CUEVA DE LA RAMERA
Tras el paseo de Los Tilos, bordeando el río Guadiela, puedes subir una escalera vertical, estructura metálica, hasta la entrada de la Cueva en pleno farallón calizo. Desde ahí estás a la altura de los pájaros, de hecho los aviones roqueros, los vencejos y los buitres te reciben con sus vuelos y sus sonidos, unos más ruidosos y otros más majestuosos. Justo en las cornisas de las rocas de enfrente se divisan los pollos de buitre que todavía no han levantado el vuelo. Con unos prismáticos puedes observarlos de cerca, muy cerca.
Cuando te pones el casco con el frontal empiezas a sentir la aventura de penetrar en el interior de la Tierra, la oscuridad, el frío, el silencio y, tras unos minutos, a contemplar los caprichos del agua, el viento, los minerales (te abstraes de los que ha perpetrado el ser humano).
Llama la atención sus habitantes discretos con nuestra presencia, me refiero a los insectos y especialmente a los murciélagos de herradura, de los que vemos sus cantidades ingentes de excrementos. Pisando guano avanzamos, sin verlos, aunque se percibe su presencia de alguna manera.
Las forma geológicas son las propias de las cuevas en rocas calizas. Las estalactitas y estalagmitas en formación sorprenden por todos lados, desde el suelo al techo, cerca y lejos, formando columnas o empezando a ser con sus gotas blancas en las puntas.
Las coladas son muy originales por las formas y los colores, aparecen en sugiriendo animales, construcciones, personajes, en cada nueva estancia tras avanzar unos pasos y avanzar en la incursión. La guía, atenta en todo momento e informando oportunamente, ilumina con su linterna las más llamativas y deja que cada cual observe y vea lo que quiera, sobre todo que se impresione ante la naturaleza fantástica que no para de crear jamás, a su ritmo (millones de años).
En casi una hora de duración, la visita te lleva a sensaciones maravillosas, tomando conciencia de la fragilidad y pequeñez de nuestra especie, de nuestra insignificancia.
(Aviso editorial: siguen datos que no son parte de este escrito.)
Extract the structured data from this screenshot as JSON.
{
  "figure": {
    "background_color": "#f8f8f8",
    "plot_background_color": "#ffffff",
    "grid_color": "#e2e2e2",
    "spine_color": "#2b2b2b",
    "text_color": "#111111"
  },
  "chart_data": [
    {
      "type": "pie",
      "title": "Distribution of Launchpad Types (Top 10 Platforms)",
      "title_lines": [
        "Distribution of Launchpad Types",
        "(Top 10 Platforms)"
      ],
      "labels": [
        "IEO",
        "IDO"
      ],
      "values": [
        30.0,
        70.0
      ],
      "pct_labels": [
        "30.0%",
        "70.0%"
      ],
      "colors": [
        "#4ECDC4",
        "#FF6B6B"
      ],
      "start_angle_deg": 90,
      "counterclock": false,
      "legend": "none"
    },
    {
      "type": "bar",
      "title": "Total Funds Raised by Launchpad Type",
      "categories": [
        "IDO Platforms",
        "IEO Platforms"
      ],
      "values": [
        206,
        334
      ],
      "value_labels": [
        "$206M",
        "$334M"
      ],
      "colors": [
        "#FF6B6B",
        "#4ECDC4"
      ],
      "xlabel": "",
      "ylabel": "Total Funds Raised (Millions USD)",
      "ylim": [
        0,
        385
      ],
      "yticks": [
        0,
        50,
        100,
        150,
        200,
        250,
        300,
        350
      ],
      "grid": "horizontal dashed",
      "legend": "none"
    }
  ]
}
Debemos tener cuidado ante la grandeza que allí existe, ya sea porque podemos tener un accidente ya por mantener lo que nos encontramos en perfecto estado. No intervenir es la mejor intervención.
Cuando acaba la visita miras el entorno de otro modo. Los enormes farallones de la Hoz ya no te parecen tan compactos, imaginas cuevas en cada oquedad, laberintos interiores habitados de rojizas escolopendras, mosquitos transparentes y silenciosos murciélagos. Sabes que lo que aparece no es todo, falta todo un mundo oculto, fantástico y desconocido.
Inevitable asociar el paisaje con lo que sabemos de la prehistoria y la vida primitiva en las cuevas y salientes rocosos. Es muy fácil imaginarla, darle sentido, entender las relaciones con la naturaleza ya que somos naturaleza y sentirnos responsables de los cambios con efectos negativos sobre la propia vida, ancestral, presente y futura.
Bajando las escaleras metálicas, la verticalidad desciende con cada escalón y volvemos a ser horizontales en la corriente del río que no para de fluir, cuyas aguas verdes brillan y se oscurecen por la presencia de los tilos centenarios cuyas sombras son de agradecer estos días veraniegos, refrescando y completando el paisaje.
Al final se nos cuenta una leyenda que daría nombre a la cueva, pero como todo, también la leyenda cambia con el tiempo y acaba queriendo eliminar prejuicios arraigados que dañan.
Lo peor es el precio. Cuesta 10 euros por persona entrar a la cueva. Una barbaridad que no tiene sentido porque interviene la administración pública.